Vroooz · alimentation

Non, un goûter ne fait pas grossir en soi.

C'est l'ensemble de ce que tu manges dans la journée qui compte.

Un goûter rassasiant peut même éviter de trop manger au dîner.

En détail

Qui le dit ?
Cette idée ne vient pas d'un chercheur identifié, c'est une croyance très répandue, relayée par des régimes populaires et parfois par des professionnels. Face à elle, on dispose d'une source institutionnelle solide : la Haute Autorité de Santé (France), qui publie le Guide du parcours de soins surpoids et obésité de l'adulte (janvier 2023, mis à jour février 2024). C'est une agence publique indépendante, dont les recommandations sont produites par des groupes d'experts et validées collégialement, pas un avis isolé.
Sur quelles preuves ?
La HAS, avec un niveau de confiance qualifié de convaincant, rappelle que la prise de poids est multifactorielle : alimentation dans son ensemble, activité physique, sommeil, stress, facteurs psychologiques et génétiques, médicaments, environnement dit obésogène. Aucun aliment ni aucune prise alimentaire isolée ne fait grossir à lui seul, et il n'y a pas d'interdit alimentaire. Les études remontées ici ne testent d'ailleurs pas l'allégation telle quelle : la plupart portent sur des populations ou des questions différentes (enfants en Grèce, femmes avec diabète gestationnel, adolescents, eau gazeuse au Japon), donc elles ne permettent pas de dire qu'un goûter en soi fait grossir. Un essai randomisé de 2025 (Nutrients) montre au contraire que remplacer les goûters habituels par des fruits à coque quotidiens réduit les envies de grignoter et améliore la qualité globale de l'alimentation chez de jeunes adultes à risque métabolique : ce n'est pas le goûter qui pose problème, c'est ce qu'il y a dedans. Le contexte compte beaucoup : un goûter avec des fibres et des protéines (fruit, yaourt, amandes, pain complet) cale durablement grâce à la mastication et aux fibres, alors qu'une boisson sucrée ou un biscuit industriel apporte des calories vite absorbées et rassasie peu. Aucun chiffre de risque chiffré n'est disponible ici pour traduire l'effet en nombre de personnes sur 100, et il serait trompeur d'en inventer un.
Qui finance ?
Les recommandations de la HAS sont produites par une autorité publique française financée par l'État, sans financement industriel direct sur ce guide.
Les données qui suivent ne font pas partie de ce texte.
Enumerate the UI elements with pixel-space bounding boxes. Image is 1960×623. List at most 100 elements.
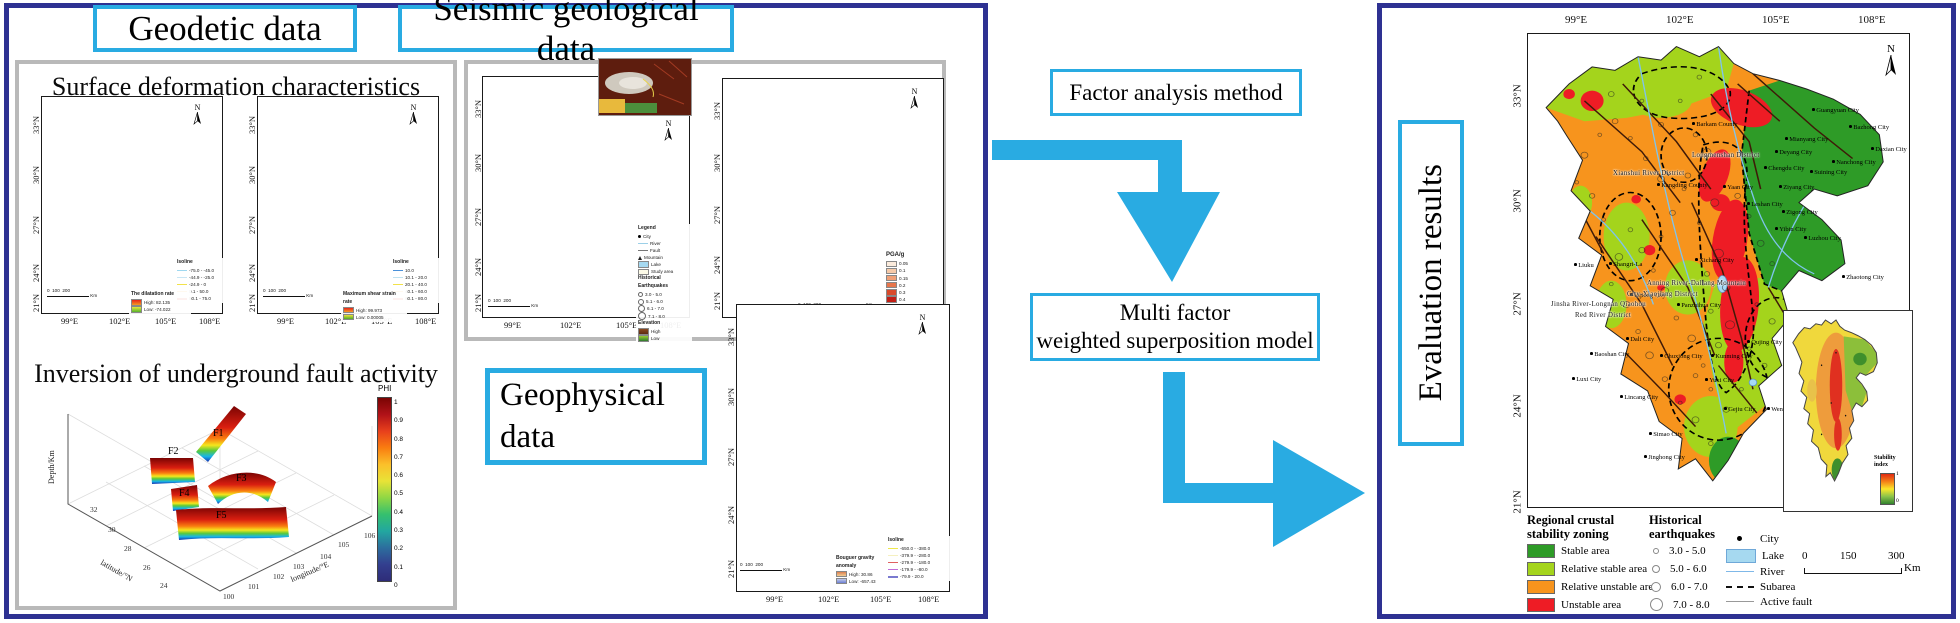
pga-legend: PGA/g 0.05 0.1 0.15 0.2 0.3 0.4 <box>884 250 940 304</box>
shear-strain-map: 33°N 30°N 27°N 24°N 21°N 99°E 102°E 105°… <box>241 92 451 332</box>
factor-analysis-box: Factor analysis method <box>1050 69 1302 116</box>
city-label: Luxi City <box>1572 376 1601 384</box>
city-label: Ziyang City <box>1779 184 1814 192</box>
shear-rate-legend: Maximum shear strain rate High: 99.973 L… <box>341 290 407 322</box>
city-label: Luzhou City <box>1804 235 1841 243</box>
lat-tick: 21°N <box>31 293 42 313</box>
city-label: Zhaotong City <box>1842 274 1884 282</box>
phi-colorbar: PHI 1 0.9 0.8 0.7 0.6 0.5 0.4 0.3 0.2 0.… <box>372 384 434 596</box>
svg-text:28: 28 <box>124 544 132 553</box>
lat-tick: 27°N <box>31 215 42 235</box>
fault-label: F3 <box>236 473 247 484</box>
y-axis-label: latitude/°N <box>99 558 134 584</box>
shear-isoline-legend: Isoline 10.0 10.1 - 20.0 20.1 - 40.0 40.… <box>391 258 443 304</box>
svg-text:26: 26 <box>143 563 151 572</box>
district-label: Jinsha River-Longnan Qiaohou <box>1551 301 1646 308</box>
north-arrow-icon: N <box>409 104 418 125</box>
district-label: Longmenshan District <box>1692 152 1760 159</box>
fault-label: F1 <box>213 428 224 439</box>
district-label: Red River District <box>1575 312 1632 319</box>
district-label: Xianshui River District <box>1613 170 1685 177</box>
city-label: Daxian City <box>1871 146 1907 154</box>
city-label: Lijiang City <box>1630 292 1666 300</box>
terrain-map: 33°N 30°N 27°N 24°N 21°N 99°E 102°E 105°… <box>468 58 700 344</box>
city-label: Lincang City <box>1620 394 1658 402</box>
city-label: Dali City <box>1626 336 1654 344</box>
phi-colorbar-ticks: 1 0.9 0.8 0.7 0.6 0.5 0.4 0.3 0.2 0.1 0 <box>394 399 404 589</box>
z-axis-label: Depth/Km <box>47 449 56 484</box>
stability-inset-art <box>1788 315 1884 491</box>
dilatation-map: 33°N 30°N 27°N 24°N 21°N 99°E 102°E 105°… <box>25 92 235 332</box>
north-arrow-icon: N <box>664 120 673 141</box>
terrain-legend: Legend City River Fault Mountain Lake St… <box>636 224 692 344</box>
inversion-title: Inversion of underground fault activity <box>34 359 438 388</box>
city-label: Shangri-La <box>1609 261 1642 269</box>
fault-label: F2 <box>168 446 179 457</box>
bouguer-map: 33°N 30°N 27°N 24°N 21°N 99°E 102°E 105°… <box>722 296 954 612</box>
city-label: Liuku <box>1574 262 1594 270</box>
evaluation-results-title: Evaluation results <box>1412 164 1449 402</box>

Concernant les études citées, l'essai sur les fruits à coque relève d'un domaine où les filières de production financent fréquemment la recherche, ce qui doit être gardé en tête sans que cela invalide automatiquement le résultat. Les informations de financement précises ne sont pas fournies dans les résumés disponibles ici.
Qu'est-ce qu'on te vend ?
L'idée que le goûter fait grossir sert surtout à vendre des solutions : programmes de perte de poids basés sur la suppression des prises alimentaires, coupe-faim, substituts de repas, applications de jeûne intermittent. À l'inverse, l'industrie des produits de goûter (biscuits, barres, boissons) a intérêt à banaliser un grignotage fréquent et sucré. Les deux discours simplifient à l'extrême.
Quels intérêts derrière ?
Derrière la peur du goûter, il y a une culture du contrôle alimentaire et de la culpabilité, qui pousse à se restreindre puis à compenser. Réduire la prise de poids à une seule habitude ignore le sommeil, le stress, la génétique, les médicaments et l'environnement, comme le souligne la HAS. Le vrai enjeu n'est pas de supprimer le goûter mais de regarder l'équilibre global et la qualité de ce qu'on mange, surtout chez les enfants et les ados pour qui le goûter est une prise alimentaire structurante.